Propagating Nut Trees

This is a fascinating subject full of disappointments. We have our ups and downs as does everyone else who attempts it. I get numerous letters telling of their experience and troubles asking for details just how to go about it. What makes it so fascinating is that in certain seasons we have fabulous success and them again in others almost complete failure. Fall of '41 and spring of '42 we averaged 75% catches in budding chestnuts. Fall of '42 and spring of '43 our chestnut budding was just about nil, only 3 or 4% catches, and I am at a loss how to account for this variance.

A budded chestnut tree is much superior to a grafted one as far as the union is concerned. Grafted trees usually do not knit well the first season while at two years the union is good. So we also must learn our chestnut propagation all over again.
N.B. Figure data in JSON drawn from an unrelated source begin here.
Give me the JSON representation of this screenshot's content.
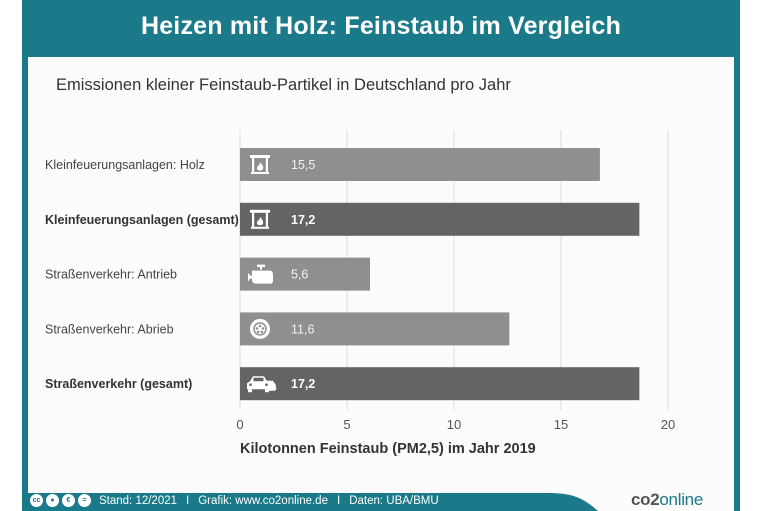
{
  "header": {
    "title": "Heizen mit Holz: Feinstaub im Vergleich",
    "subtitle": "Emissionen kleiner Feinstaub-Partikel in Deutschland pro Jahr"
  },
  "colors": {
    "brand_teal": "#1a7a89",
    "bar_light": "#8f8f8f",
    "bar_dark": "#646464"
  },
  "chart_data": {
    "type": "bar",
    "orientation": "horizontal",
    "title": "Emissionen kleiner Feinstaub-Partikel in Deutschland pro Jahr",
    "xlabel": "Kilotonnen Feinstaub (PM2,5) im Jahr 2019",
    "ylabel": "",
    "xlim": [
      0,
      20
    ],
    "xticks": [
      0,
      5,
      10,
      15,
      20
    ],
    "xtick_labels": [
      "0",
      "5",
      "10",
      "15",
      "20"
    ],
    "grid": true,
    "categories": [
      "Kleinfeuerungsanlagen: Holz",
      "Kleinfeuerungsanlagen (gesamt)",
      "Straßenverkehr: Antrieb",
      "Straßenverkehr: Abrieb",
      "Straßenverkehr (gesamt)"
    ],
    "values": [
      15.5,
      17.2,
      5.6,
      11.6,
      17.2
    ],
    "value_labels": [
      "15,5",
      "17,2",
      "5,6",
      "11,6",
      "17,2"
    ],
    "emphasis": [
      false,
      true,
      false,
      false,
      true
    ],
    "icons": [
      "fireplace-icon",
      "fireplace-icon",
      "engine-icon",
      "tire-icon",
      "cars-icon"
    ]
  },
  "footer": {
    "license_icons": [
      "cc-icon",
      "by-icon",
      "nc-icon",
      "nd-icon"
    ],
    "stand": "Stand: 12/2021",
    "grafik": "Grafik: www.co2online.de",
    "daten": "Daten: UBA/BMU",
    "separator": "I",
    "logo_part1": "co2",
    "logo_part2": "online"
  }
}
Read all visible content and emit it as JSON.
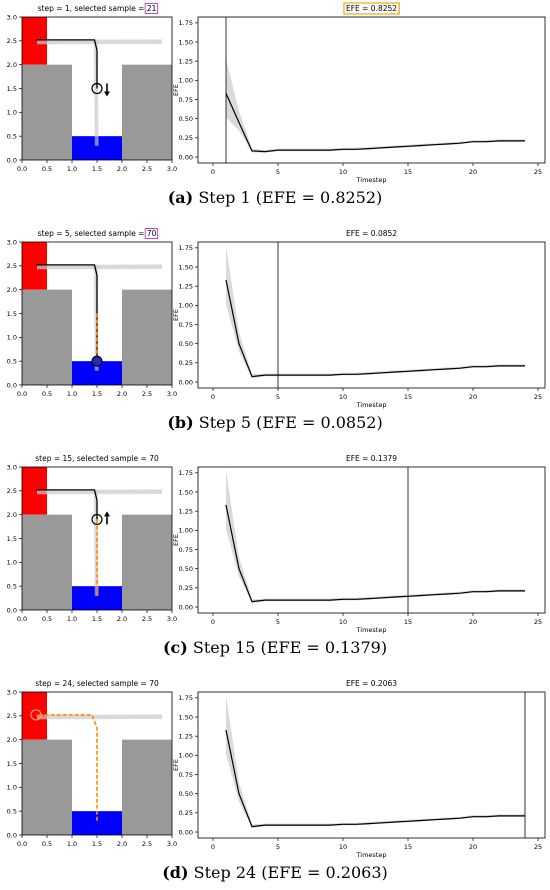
{
  "panels": [
    {
      "caption_letter": "(a)",
      "caption_text": "Step 1 (EFE = 0.8252)",
      "env_title_prefix": "step = 1, selected sample = ",
      "env_title_sample": "21",
      "env_title_sample_boxed": true,
      "efe_title": "EFE = 0.8252",
      "efe_title_boxed": true,
      "step": 1,
      "agent": {
        "x": 1.5,
        "y": 1.5,
        "arrow": "down"
      },
      "chosen_path": [
        [
          0.28,
          2.52
        ],
        [
          1.45,
          2.52
        ],
        [
          1.5,
          2.3
        ],
        [
          1.5,
          1.5
        ]
      ],
      "executed_path": []
    },
    {
      "caption_letter": "(b)",
      "caption_text": "Step 5 (EFE = 0.0852)",
      "env_title_prefix": "step = 5, selected sample = ",
      "env_title_sample": "70",
      "env_title_sample_boxed": true,
      "efe_title": "EFE = 0.0852",
      "efe_title_boxed": false,
      "step": 5,
      "agent": {
        "x": 1.5,
        "y": 0.5,
        "arrow": "none",
        "filled": true
      },
      "chosen_path": [
        [
          0.28,
          2.52
        ],
        [
          1.45,
          2.52
        ],
        [
          1.5,
          2.3
        ],
        [
          1.5,
          0.5
        ]
      ],
      "executed_path": [
        [
          1.5,
          1.5
        ],
        [
          1.5,
          0.5
        ]
      ]
    },
    {
      "caption_letter": "(c)",
      "caption_text": "Step 15 (EFE = 0.1379)",
      "env_title_prefix": "step = 15, selected sample = 70",
      "env_title_sample": "",
      "env_title_sample_boxed": false,
      "efe_title": "EFE = 0.1379",
      "efe_title_boxed": false,
      "step": 15,
      "agent": {
        "x": 1.5,
        "y": 1.9,
        "arrow": "up"
      },
      "chosen_path": [
        [
          0.28,
          2.52
        ],
        [
          1.45,
          2.52
        ],
        [
          1.5,
          2.3
        ],
        [
          1.5,
          1.9
        ]
      ],
      "executed_path": [
        [
          1.5,
          0.3
        ],
        [
          1.5,
          1.9
        ]
      ]
    },
    {
      "caption_letter": "(d)",
      "caption_text": "Step 24 (EFE = 0.2063)",
      "env_title_prefix": "step = 24, selected sample = 70",
      "env_title_sample": "",
      "env_title_sample_boxed": false,
      "efe_title": "EFE = 0.2063",
      "efe_title_boxed": false,
      "step": 24,
      "agent": {
        "x": 0.28,
        "y": 2.52,
        "arrow": "none",
        "faded": true
      },
      "chosen_path": [],
      "executed_path": [
        [
          1.5,
          0.3
        ],
        [
          1.5,
          2.25
        ],
        [
          1.4,
          2.52
        ],
        [
          0.28,
          2.52
        ]
      ]
    }
  ],
  "colors": {
    "goal": "#ff0000",
    "start": "#0000ff",
    "wall": "#999999",
    "executed": "#ff8c00",
    "boxed_sample": "#cc44cc",
    "boxed_efe": "#ffa500"
  },
  "chart_data": [
    {
      "type": "scatter",
      "title": "",
      "xlabel": "",
      "ylabel": "",
      "xlim": [
        0,
        3
      ],
      "ylim": [
        0,
        3
      ],
      "xticks": [
        "0.0",
        "0.5",
        "1.0",
        "1.5",
        "2.0",
        "2.5",
        "3.0"
      ],
      "yticks": [
        "0.0",
        "0.5",
        "1.0",
        "1.5",
        "2.0",
        "2.5",
        "3.0"
      ],
      "regions": [
        {
          "name": "goal",
          "x": [
            0,
            0.5
          ],
          "y": [
            2,
            3
          ]
        },
        {
          "name": "left-wall",
          "x": [
            0,
            1
          ],
          "y": [
            0,
            2
          ]
        },
        {
          "name": "right-wall",
          "x": [
            2,
            3
          ],
          "y": [
            0,
            2
          ]
        },
        {
          "name": "start",
          "x": [
            1,
            2
          ],
          "y": [
            0,
            0.5
          ]
        }
      ]
    },
    {
      "type": "line",
      "title": "",
      "xlabel": "Timestep",
      "ylabel": "EFE",
      "xlim": [
        0,
        25
      ],
      "ylim": [
        0,
        1.8
      ],
      "xticks": [
        "0",
        "5",
        "10",
        "15",
        "20",
        "25"
      ],
      "yticks": [
        "0.00",
        "0.25",
        "0.50",
        "0.75",
        "1.00",
        "1.25",
        "1.50",
        "1.75"
      ],
      "x": [
        1,
        2,
        3,
        4,
        5,
        6,
        7,
        8,
        9,
        10,
        11,
        12,
        13,
        14,
        15,
        16,
        17,
        18,
        19,
        20,
        21,
        22,
        23,
        24
      ],
      "series": [
        {
          "values_by_panel": [
            [
              0.83,
              0.45,
              0.08,
              0.07,
              0.09,
              0.09,
              0.09,
              0.09,
              0.09,
              0.1,
              0.1,
              0.11,
              0.12,
              0.13,
              0.14,
              0.15,
              0.16,
              0.17,
              0.18,
              0.2,
              0.2,
              0.21,
              0.21,
              0.21
            ],
            [
              1.33,
              0.5,
              0.07,
              0.09,
              0.09,
              0.09,
              0.09,
              0.09,
              0.09,
              0.1,
              0.1,
              0.11,
              0.12,
              0.13,
              0.14,
              0.15,
              0.16,
              0.17,
              0.18,
              0.2,
              0.2,
              0.21,
              0.21,
              0.21
            ],
            [
              1.33,
              0.5,
              0.07,
              0.09,
              0.09,
              0.09,
              0.09,
              0.09,
              0.09,
              0.1,
              0.1,
              0.11,
              0.12,
              0.13,
              0.14,
              0.15,
              0.16,
              0.17,
              0.18,
              0.2,
              0.2,
              0.21,
              0.21,
              0.21
            ],
            [
              1.33,
              0.5,
              0.07,
              0.09,
              0.09,
              0.09,
              0.09,
              0.09,
              0.09,
              0.1,
              0.1,
              0.11,
              0.12,
              0.13,
              0.14,
              0.15,
              0.16,
              0.17,
              0.18,
              0.2,
              0.2,
              0.21,
              0.21,
              0.21
            ]
          ]
        }
      ]
    }
  ]
}
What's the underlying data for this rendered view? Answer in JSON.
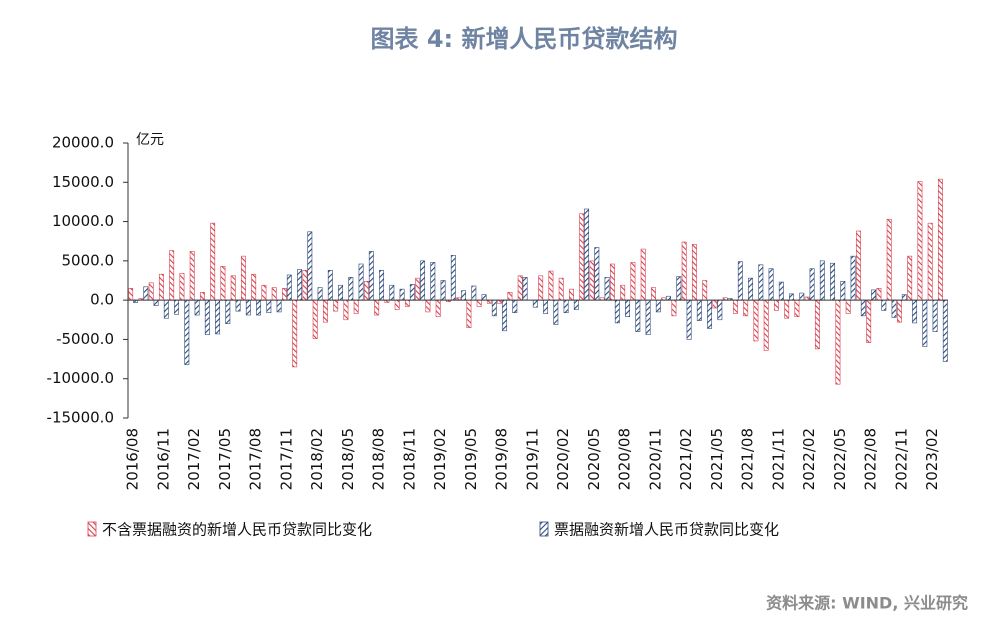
{
  "chart_data": {
    "type": "bar",
    "title": "图表 4:  新增人民币贷款结构",
    "y_label": "亿元",
    "source": "资料来源: WIND, 兴业研究",
    "legend": "bottom",
    "ylim": [
      -15000,
      20000
    ],
    "yticks": [
      {
        "value": -15000,
        "label": "-15000.0"
      },
      {
        "value": -10000,
        "label": "-10000.0"
      },
      {
        "value": -5000,
        "label": "-5000.0"
      },
      {
        "value": 0,
        "label": "0.0"
      },
      {
        "value": 5000,
        "label": "5000.0"
      },
      {
        "value": 10000,
        "label": "10000.0"
      },
      {
        "value": 15000,
        "label": "15000.0"
      },
      {
        "value": 20000,
        "label": "20000.0"
      }
    ],
    "categories": [
      "2016/08",
      null,
      null,
      "2016/11",
      null,
      null,
      "2017/02",
      null,
      null,
      "2017/05",
      null,
      null,
      "2017/08",
      null,
      null,
      "2017/11",
      null,
      null,
      "2018/02",
      null,
      null,
      "2018/05",
      null,
      null,
      "2018/08",
      null,
      null,
      "2018/11",
      null,
      null,
      "2019/02",
      null,
      null,
      "2019/05",
      null,
      null,
      "2019/08",
      null,
      null,
      "2019/11",
      null,
      null,
      "2020/02",
      null,
      null,
      "2020/05",
      null,
      null,
      "2020/08",
      null,
      null,
      "2020/11",
      null,
      null,
      "2021/02",
      null,
      null,
      "2021/05",
      null,
      null,
      "2021/08",
      null,
      null,
      "2021/11",
      null,
      null,
      "2022/02",
      null,
      null,
      "2022/05",
      null,
      null,
      "2022/08",
      null,
      null,
      "2022/11",
      null,
      null,
      "2023/02",
      null
    ],
    "series": [
      {
        "name": "不含票据融资的新增人民币贷款同比变化",
        "color": "#d9414f",
        "values": [
          1500,
          200,
          2200,
          3300,
          6300,
          3400,
          6200,
          1000,
          9800,
          4300,
          3100,
          5600,
          3300,
          1900,
          1600,
          1500,
          -8500,
          3800,
          -4900,
          -2800,
          -1400,
          -2500,
          -1700,
          2400,
          -1900,
          -300,
          -1200,
          -800,
          2800,
          -1500,
          -2100,
          -200,
          300,
          -3500,
          -800,
          -400,
          -400,
          1000,
          3100,
          0,
          3100,
          3700,
          2800,
          1400,
          11000,
          5000,
          300,
          4600,
          1900,
          4800,
          6500,
          1600,
          300,
          -2000,
          7400,
          7100,
          2500,
          -1000,
          300,
          -1700,
          -2000,
          -5200,
          -6400,
          -1300,
          -2300,
          -2100,
          400,
          -6200,
          0,
          -10700,
          -1700,
          8800,
          -5400,
          1500,
          10300,
          -2800,
          5600,
          15100,
          9800,
          15400
        ]
      },
      {
        "name": "票据融资新增人民币贷款同比变化",
        "color": "#2e4a7a",
        "values": [
          -300,
          1700,
          -700,
          -2300,
          -1800,
          -8200,
          -1900,
          -4400,
          -4300,
          -3000,
          -1400,
          -1900,
          -1900,
          -1600,
          -1500,
          3200,
          3900,
          8700,
          1600,
          3800,
          1900,
          2900,
          4600,
          6200,
          3800,
          1900,
          1400,
          2000,
          5000,
          4800,
          2500,
          5700,
          1200,
          1800,
          700,
          -2000,
          -3900,
          -1600,
          2900,
          -900,
          -1700,
          -3100,
          -1600,
          -1200,
          11600,
          6700,
          2900,
          -2900,
          -2100,
          -4000,
          -4400,
          -1500,
          500,
          3000,
          -5000,
          -2600,
          -3600,
          -2500,
          200,
          4900,
          2800,
          4500,
          4000,
          2300,
          800,
          900,
          4000,
          5000,
          4700,
          2400,
          5600,
          -2000,
          1300,
          -1300,
          -2200,
          700,
          -2900,
          -5900,
          -4000,
          -7800
        ]
      }
    ]
  }
}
I have a letter before me from Brother Borst asking why his walnut buds took so well and not one of them vegetated in spring. This happened to us a number of times on both walnuts and hickories. Also, in the same season, we have had one or two varieties, of which we did not set many buds or grafts, to show 100% catches, while other varieties set the same day would be 100% failure. Apparently all scions used were in prime condition. Why then this great variance? While we used the double-bladed knife for budding and the side graft for grafting, other methods are just as successful under skilled hands. The skill of the operator has much to do with it.

Fall budding of persimmons. The persimmon has only about ten days in which it will fall bud. Before or after this period budding will not succeed. It also is important that the scions be taken from thrifty trees a number of years old. The ordinary "T" shield budding gives good success on the persimmon either spring or fall. The spring bud sticks should be perfectly dormant.